"We are going to do contests, launch songs and questions. All those who participate in the contest, answering correctly on social networks, will receive a ticket for the concert at the world salsa festival as a prize."

It is not about the Giant Saturday

program ,

which made Don Francisco famous throughout the continent, or the Venezuelan Super Sensational Saturday;

neither of a dj outmoded from a classic Venezuelan radio.

The one who mobilizes his listeners in this way is

Nicolás Maduro

, head of the Bolivarian revolution, who has recovered his radio program

La Hora de la Salsa y la Alegría,

in which he himself spins the records, plays the maracas llaneras and, if animates, a salsa is danced with his inseparable

Cilia Flores,

the first revolutionary combatant.

"Whoever doesn't like salsa has no feeling," Maduro often says, who is accompanied in his musical interventions by the song

"Indestructible" by Ray Barreto,

a kind of talisman for the "president of the people", who after putting into march

La Hora de la Salsa

in 2016 was forced to silence him in the face of the collapse that Venezuela was suffering.

The program is broadcast on Radio Miraflores (

The voice of truth

), but it is multiplied through the State's propaganda apparatus.

It takes place

in the Hugo Chávez studio

of the aforementioned station.

"We are going forward and forward is there," Maduro stressed during his program, which this Thursday has replaced his daily television interventions at rush hour.

The "son of Chávez" refers to the best economics once the hyperinflation process has been overcome, the central piece of the propaganda strategy that Chavismo has launched since

last year to sell to the world that "Venezuela has already recovered."

"Circus without bread", as defined by the political scientist Luis Salamanca, former rector of the National Electoral Council (CNE), in which the inaugurations of casinos and still lifes in the so-called bubble of Caracas and the concerts of Caribbean salseros and merengueros are mixed. Maduro's special guests at the Miraflores Palace.

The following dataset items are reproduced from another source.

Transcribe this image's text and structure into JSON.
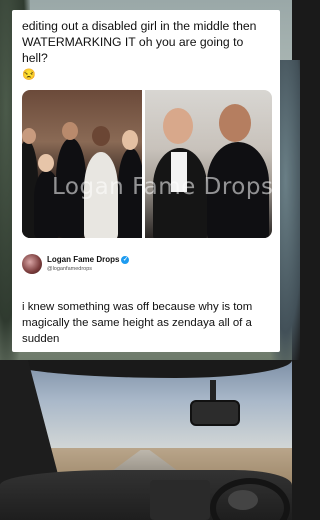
{
  "caption": "editing out a disabled girl in the middle then WATERMARKING IT oh you are going to hell?",
  "caption_emoji": "😒",
  "watermark": "Logan Fame Drops",
  "author": {
    "name": "Logan Fame Drops",
    "handle": "@loganfamedrops",
    "verified_icon": "verified-badge-icon"
  },
  "tweet_text": "i knew something was off because why is tom magically the same height as zendaya all of a sudden",
  "colors": {
    "card_background": "#ffffff",
    "text": "#111111",
    "verified_blue": "#1d9bf0"
  }
}
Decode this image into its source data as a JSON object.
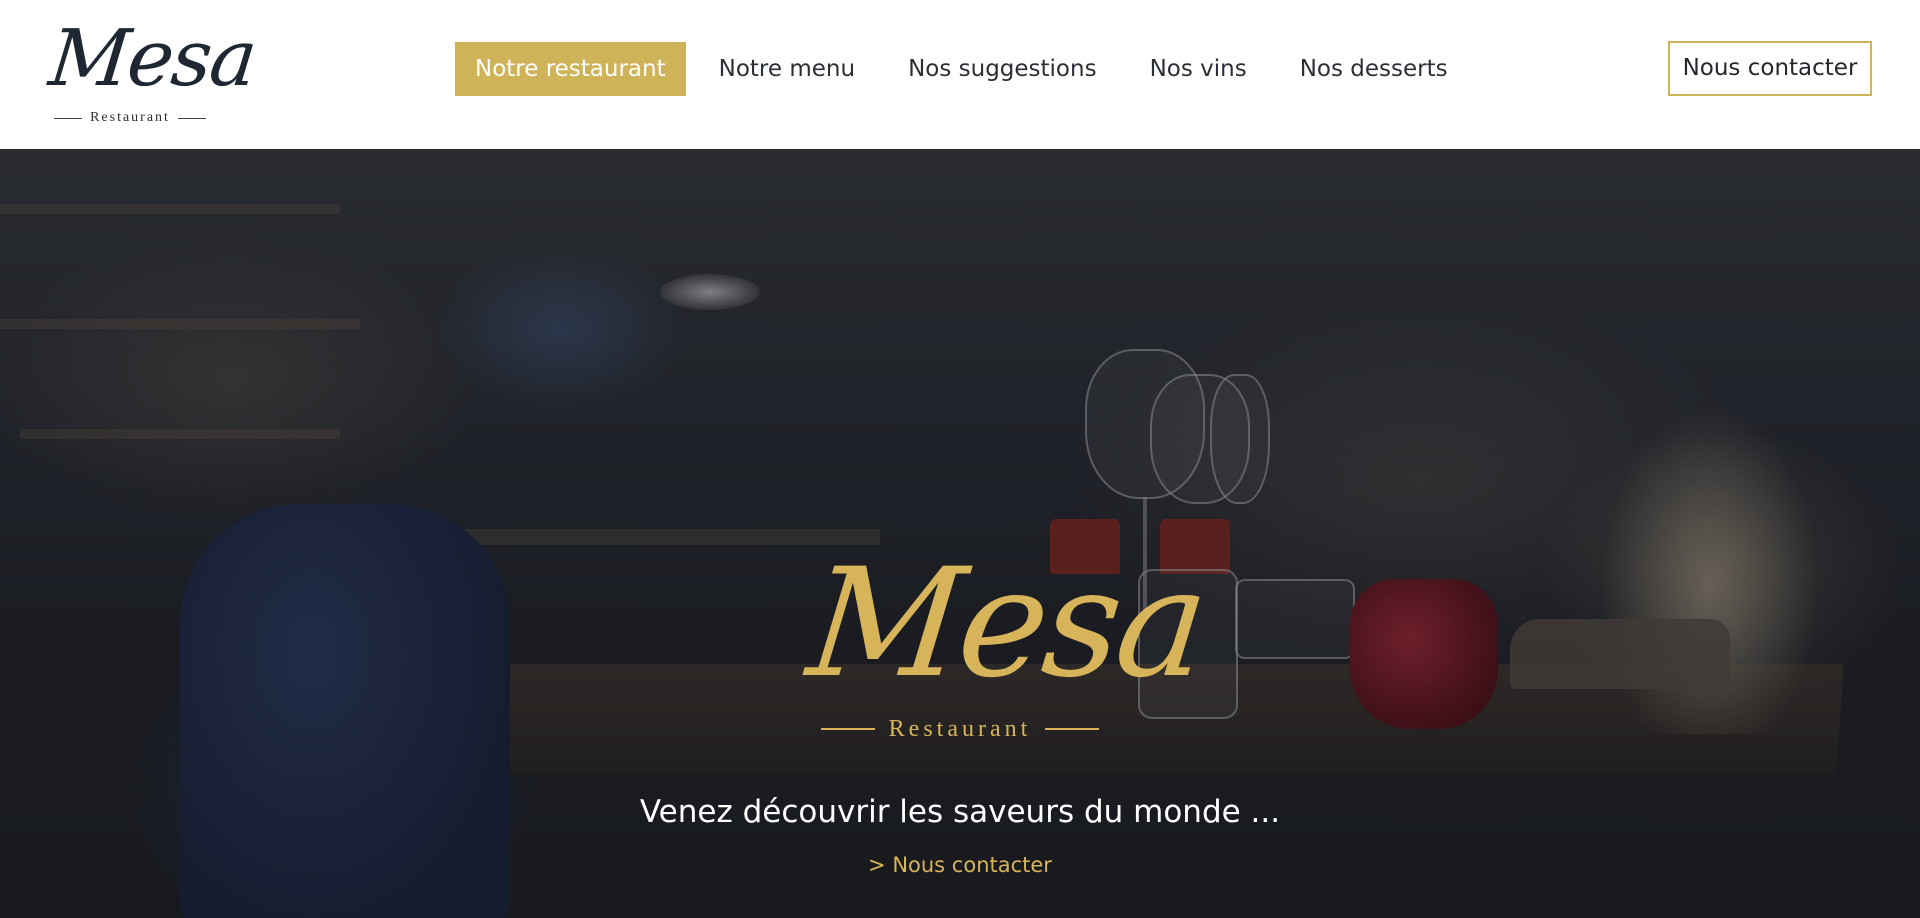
{
  "brand": {
    "logo_text": "Mesa",
    "logo_subtitle": "Restaurant"
  },
  "nav": {
    "items": [
      {
        "label": "Notre restaurant",
        "active": true
      },
      {
        "label": "Notre menu",
        "active": false
      },
      {
        "label": "Nos suggestions",
        "active": false
      },
      {
        "label": "Nos vins",
        "active": false
      },
      {
        "label": "Nos desserts",
        "active": false
      }
    ],
    "contact_button": "Nous contacter"
  },
  "hero": {
    "logo_text": "Mesa",
    "logo_subtitle": "Restaurant",
    "tagline": "Venez découvrir les saveurs du monde ...",
    "link": "> Nous contacter"
  },
  "colors": {
    "accent_gold": "#cfb358",
    "hero_gold": "#d7b45a",
    "text_dark": "#2b2f36",
    "header_bg": "#ffffff"
  }
}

All this under the de facto dollarization that Venezuela is experiencing, which has facilitated the improvement of payment systems in shops, but which

has not stopped inequality or extremely poor salaries:

the minimum wage is around 26 euros per month .


The revolutionary leader takes the opportunity

between song and song to broadcast his international political comments

("This is the time the world stops") and his national jokes.

"Now we can be calm, Venezuela has been fixed," said chavista dissident Nicmer Evans ironically.

"Maduro is using the supposed Venezuelan economic miracle (debatable) and his mantra Venezuela was arranged as the most important messages of an unofficial electoral pre-campaign in the country, to which Miraflores is dedicating a good amount of resources, hours of work and a lot of human capital" , reveals for EL MUNDO the sociologist

Gianni Finco.

At the head of this long-term campaign has been Maduro himself, encouraged by his advisers, who have opted to raise the cult of his personality, including even a supposed superhero,

Supermustache

, who fights against the Empire and against opponents.

"The Hour of Salsa and Joy

is recovered in the face of the 2024 general elections and is anchored in the certainty that this supposed economic improvement must be celebrated, connecting it with its creator, a Nicolás Maduro, author of the Venezuelan economic miracle. A strategy to increase the popularity of the strong man of the regime and to give

an even more personal character to a revolution

that, after the death of Chávez, was governed by a supposed collective leadership of high-ranking revolutionary cadres", concludes Finco.